The issue of of Unnecessary Male Circumcision hit the Sunday Times letters page on Sunday 29th April following an article on Female Genital Mutilation.
Tristram Penna of London, W1, wrote to the paper to say:
"Male Genital Mutilation (or circumcision) is legal in Britain and frequently undertaken by clerics with no medical training. Surely if the UK in 2007 banned the docking of dogs’ tails by veterinarians we can also ban this."
Ian Glasspool of Middleton-on-Sea wrote to say to point out the "double standard" which he said "leaves us open to accustaions of hyposcrisy particularly If we consier the question of the circumcision of baby boys by other prominent faiths in Britain".

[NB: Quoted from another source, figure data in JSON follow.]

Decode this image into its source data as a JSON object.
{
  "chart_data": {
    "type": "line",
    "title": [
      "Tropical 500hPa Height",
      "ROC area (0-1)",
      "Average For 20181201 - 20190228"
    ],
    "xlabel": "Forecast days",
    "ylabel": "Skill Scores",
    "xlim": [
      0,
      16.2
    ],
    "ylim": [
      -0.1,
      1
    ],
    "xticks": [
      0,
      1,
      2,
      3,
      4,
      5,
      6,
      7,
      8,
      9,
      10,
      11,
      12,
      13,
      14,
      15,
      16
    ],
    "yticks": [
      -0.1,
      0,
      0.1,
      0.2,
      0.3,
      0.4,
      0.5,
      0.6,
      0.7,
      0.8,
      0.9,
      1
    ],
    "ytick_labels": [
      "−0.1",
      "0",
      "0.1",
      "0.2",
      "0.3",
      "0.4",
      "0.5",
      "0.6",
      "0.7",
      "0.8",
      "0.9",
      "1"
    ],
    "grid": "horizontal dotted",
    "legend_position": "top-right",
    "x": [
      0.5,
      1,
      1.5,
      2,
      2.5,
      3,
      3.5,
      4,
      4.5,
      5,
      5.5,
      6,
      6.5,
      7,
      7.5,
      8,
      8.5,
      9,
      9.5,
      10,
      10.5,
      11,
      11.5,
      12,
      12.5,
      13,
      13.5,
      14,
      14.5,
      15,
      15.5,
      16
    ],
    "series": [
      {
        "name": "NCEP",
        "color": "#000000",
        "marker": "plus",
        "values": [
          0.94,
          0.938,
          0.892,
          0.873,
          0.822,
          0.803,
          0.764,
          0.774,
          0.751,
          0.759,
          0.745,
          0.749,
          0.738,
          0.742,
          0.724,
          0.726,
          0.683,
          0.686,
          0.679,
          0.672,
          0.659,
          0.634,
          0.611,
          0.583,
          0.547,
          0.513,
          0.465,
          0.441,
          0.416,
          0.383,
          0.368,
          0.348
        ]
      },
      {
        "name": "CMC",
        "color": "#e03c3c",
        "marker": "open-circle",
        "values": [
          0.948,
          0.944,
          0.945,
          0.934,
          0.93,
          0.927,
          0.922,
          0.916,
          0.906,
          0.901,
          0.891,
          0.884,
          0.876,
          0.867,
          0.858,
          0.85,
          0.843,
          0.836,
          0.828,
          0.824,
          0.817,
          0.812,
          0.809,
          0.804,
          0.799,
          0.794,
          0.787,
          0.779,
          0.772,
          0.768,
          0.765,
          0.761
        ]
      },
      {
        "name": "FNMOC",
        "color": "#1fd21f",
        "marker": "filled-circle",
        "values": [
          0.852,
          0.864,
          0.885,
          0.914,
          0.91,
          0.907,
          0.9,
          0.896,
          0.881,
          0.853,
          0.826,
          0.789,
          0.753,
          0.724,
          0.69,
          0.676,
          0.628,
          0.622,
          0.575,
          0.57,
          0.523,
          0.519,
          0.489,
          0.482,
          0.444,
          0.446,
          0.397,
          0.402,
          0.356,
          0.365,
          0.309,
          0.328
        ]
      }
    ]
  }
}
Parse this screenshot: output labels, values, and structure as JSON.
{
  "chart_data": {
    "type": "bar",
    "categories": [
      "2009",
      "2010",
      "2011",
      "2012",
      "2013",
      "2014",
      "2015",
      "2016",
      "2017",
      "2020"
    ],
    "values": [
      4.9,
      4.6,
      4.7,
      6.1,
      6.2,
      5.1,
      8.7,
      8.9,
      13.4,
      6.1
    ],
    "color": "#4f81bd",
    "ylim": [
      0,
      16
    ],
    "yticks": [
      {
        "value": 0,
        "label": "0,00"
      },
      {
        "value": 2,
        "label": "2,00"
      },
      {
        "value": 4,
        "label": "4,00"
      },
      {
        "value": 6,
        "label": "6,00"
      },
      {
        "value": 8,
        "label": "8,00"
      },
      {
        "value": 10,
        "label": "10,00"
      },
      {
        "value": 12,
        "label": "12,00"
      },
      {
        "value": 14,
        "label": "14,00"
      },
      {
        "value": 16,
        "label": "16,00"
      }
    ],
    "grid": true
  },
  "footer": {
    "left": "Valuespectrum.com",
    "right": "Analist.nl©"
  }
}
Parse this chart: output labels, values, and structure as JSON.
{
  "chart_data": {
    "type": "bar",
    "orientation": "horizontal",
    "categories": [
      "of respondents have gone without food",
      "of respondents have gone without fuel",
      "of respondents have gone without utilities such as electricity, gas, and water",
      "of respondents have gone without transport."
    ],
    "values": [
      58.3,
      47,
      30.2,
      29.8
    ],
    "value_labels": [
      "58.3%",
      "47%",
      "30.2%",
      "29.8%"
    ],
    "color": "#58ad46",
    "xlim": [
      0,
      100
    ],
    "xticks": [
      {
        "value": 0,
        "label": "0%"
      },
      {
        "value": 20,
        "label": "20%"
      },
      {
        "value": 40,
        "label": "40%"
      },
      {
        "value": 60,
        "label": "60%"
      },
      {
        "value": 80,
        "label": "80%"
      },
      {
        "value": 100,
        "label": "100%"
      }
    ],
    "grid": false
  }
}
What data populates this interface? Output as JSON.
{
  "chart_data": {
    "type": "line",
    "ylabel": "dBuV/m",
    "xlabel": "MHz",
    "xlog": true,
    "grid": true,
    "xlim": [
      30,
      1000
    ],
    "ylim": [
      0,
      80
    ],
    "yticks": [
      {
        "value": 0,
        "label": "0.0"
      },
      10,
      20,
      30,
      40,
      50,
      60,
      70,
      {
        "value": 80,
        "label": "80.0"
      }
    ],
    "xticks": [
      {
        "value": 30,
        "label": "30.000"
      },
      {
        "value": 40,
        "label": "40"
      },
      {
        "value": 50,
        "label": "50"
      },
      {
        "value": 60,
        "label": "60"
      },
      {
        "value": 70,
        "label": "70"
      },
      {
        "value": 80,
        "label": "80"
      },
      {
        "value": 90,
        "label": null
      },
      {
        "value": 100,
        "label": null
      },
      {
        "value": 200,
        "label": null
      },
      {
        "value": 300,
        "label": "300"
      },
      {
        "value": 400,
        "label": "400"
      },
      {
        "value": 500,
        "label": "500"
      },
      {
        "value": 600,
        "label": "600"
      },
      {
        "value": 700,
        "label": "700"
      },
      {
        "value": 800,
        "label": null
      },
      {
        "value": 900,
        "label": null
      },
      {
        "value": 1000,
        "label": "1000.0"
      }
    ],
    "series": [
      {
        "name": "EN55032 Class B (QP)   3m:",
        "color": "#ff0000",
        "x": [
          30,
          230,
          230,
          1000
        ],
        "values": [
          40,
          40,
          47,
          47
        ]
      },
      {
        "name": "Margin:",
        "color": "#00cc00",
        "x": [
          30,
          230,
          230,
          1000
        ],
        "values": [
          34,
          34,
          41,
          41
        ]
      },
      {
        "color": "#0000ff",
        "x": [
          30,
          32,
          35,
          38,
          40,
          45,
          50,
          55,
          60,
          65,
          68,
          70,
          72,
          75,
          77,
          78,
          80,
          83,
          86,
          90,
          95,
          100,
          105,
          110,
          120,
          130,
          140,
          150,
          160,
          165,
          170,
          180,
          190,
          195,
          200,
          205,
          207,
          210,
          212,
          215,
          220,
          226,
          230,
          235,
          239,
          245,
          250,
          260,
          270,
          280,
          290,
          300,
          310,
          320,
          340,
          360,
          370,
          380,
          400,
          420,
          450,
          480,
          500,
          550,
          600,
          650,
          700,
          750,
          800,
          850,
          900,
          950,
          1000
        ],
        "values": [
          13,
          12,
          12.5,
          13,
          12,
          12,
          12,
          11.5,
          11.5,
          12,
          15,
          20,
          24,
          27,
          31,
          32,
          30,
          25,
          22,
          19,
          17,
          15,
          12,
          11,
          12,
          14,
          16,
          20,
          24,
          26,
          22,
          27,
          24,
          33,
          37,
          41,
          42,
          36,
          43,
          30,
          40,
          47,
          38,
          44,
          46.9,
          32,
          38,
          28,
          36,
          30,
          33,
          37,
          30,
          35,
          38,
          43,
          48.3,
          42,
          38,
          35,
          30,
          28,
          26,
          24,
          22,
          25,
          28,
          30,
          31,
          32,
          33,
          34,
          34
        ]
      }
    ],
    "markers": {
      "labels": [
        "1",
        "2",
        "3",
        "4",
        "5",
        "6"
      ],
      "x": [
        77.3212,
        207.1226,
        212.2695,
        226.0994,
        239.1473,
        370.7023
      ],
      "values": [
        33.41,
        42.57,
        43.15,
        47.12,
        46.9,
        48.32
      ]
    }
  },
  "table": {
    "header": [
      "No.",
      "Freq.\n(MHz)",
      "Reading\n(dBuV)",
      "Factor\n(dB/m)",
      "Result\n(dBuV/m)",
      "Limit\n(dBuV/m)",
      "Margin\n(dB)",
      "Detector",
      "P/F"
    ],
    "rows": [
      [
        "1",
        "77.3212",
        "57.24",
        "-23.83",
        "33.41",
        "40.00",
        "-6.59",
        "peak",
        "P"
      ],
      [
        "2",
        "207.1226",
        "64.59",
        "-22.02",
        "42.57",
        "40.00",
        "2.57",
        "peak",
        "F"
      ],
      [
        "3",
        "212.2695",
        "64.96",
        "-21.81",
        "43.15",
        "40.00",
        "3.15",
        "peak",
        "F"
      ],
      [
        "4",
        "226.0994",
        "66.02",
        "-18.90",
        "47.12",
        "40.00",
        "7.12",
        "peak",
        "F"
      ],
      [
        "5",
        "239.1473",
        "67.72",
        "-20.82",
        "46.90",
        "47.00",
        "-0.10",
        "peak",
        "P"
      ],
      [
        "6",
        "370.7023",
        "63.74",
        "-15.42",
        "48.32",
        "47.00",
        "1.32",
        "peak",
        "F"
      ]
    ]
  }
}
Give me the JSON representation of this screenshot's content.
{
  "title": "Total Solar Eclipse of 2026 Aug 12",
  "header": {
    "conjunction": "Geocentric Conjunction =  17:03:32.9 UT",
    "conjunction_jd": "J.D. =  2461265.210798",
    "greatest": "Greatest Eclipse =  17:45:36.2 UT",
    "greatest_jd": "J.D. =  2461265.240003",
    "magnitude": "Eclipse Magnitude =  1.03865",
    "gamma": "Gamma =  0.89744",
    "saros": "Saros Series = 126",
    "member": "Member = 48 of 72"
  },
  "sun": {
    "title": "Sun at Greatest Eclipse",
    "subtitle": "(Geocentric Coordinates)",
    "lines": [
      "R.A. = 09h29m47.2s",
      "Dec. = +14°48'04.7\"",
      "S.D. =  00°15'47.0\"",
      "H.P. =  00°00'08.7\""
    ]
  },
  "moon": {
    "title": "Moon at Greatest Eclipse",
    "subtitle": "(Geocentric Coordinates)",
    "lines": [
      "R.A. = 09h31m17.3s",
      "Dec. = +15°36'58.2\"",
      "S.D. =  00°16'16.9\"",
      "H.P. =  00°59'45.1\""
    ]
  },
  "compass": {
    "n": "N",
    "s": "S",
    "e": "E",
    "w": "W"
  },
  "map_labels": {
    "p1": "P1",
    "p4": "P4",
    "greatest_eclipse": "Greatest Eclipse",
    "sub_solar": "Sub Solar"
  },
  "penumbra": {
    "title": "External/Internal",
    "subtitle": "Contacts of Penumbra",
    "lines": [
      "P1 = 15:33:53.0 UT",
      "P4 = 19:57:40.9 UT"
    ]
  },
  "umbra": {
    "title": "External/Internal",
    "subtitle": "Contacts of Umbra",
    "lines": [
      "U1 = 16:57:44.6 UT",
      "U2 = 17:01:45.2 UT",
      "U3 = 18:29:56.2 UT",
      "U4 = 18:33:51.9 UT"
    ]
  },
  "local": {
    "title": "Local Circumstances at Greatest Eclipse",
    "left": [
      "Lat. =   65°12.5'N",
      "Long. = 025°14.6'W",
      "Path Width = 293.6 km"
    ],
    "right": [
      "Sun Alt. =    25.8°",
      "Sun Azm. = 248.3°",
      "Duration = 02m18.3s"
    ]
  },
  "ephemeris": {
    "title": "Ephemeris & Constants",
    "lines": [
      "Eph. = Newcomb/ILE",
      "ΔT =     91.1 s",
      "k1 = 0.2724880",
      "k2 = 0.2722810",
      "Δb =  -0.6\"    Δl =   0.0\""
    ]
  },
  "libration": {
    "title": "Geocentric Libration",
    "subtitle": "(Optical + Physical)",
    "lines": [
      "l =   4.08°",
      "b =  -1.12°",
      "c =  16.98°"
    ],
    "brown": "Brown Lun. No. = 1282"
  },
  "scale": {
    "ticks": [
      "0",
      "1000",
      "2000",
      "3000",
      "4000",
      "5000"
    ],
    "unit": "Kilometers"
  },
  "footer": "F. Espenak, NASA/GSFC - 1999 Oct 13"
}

And the 'star letter' on the issue of Unnecessary Male Circumcision came from Dr Anthony Lempert, a GP and Director of the Secular Medical Forum. He wrote:
"Perceived cultural sensitivity should be no bar to protecting vulnerable children from serious harm, especially since many of them later choose a different cultural identity from that of their parents.
"In Britain the genitals of many children are mutilated every year because the family believes it to be in the child’s best interest. The FGM legilslation explicity debars such excuses even where the procedure is considered “necessary” for girls in terms of custom or ritual.
"Why, then, is this still allowed as the justification for performing irreversible surgery on boys – removing the sensitive foreskin without their consent and for no medical reason."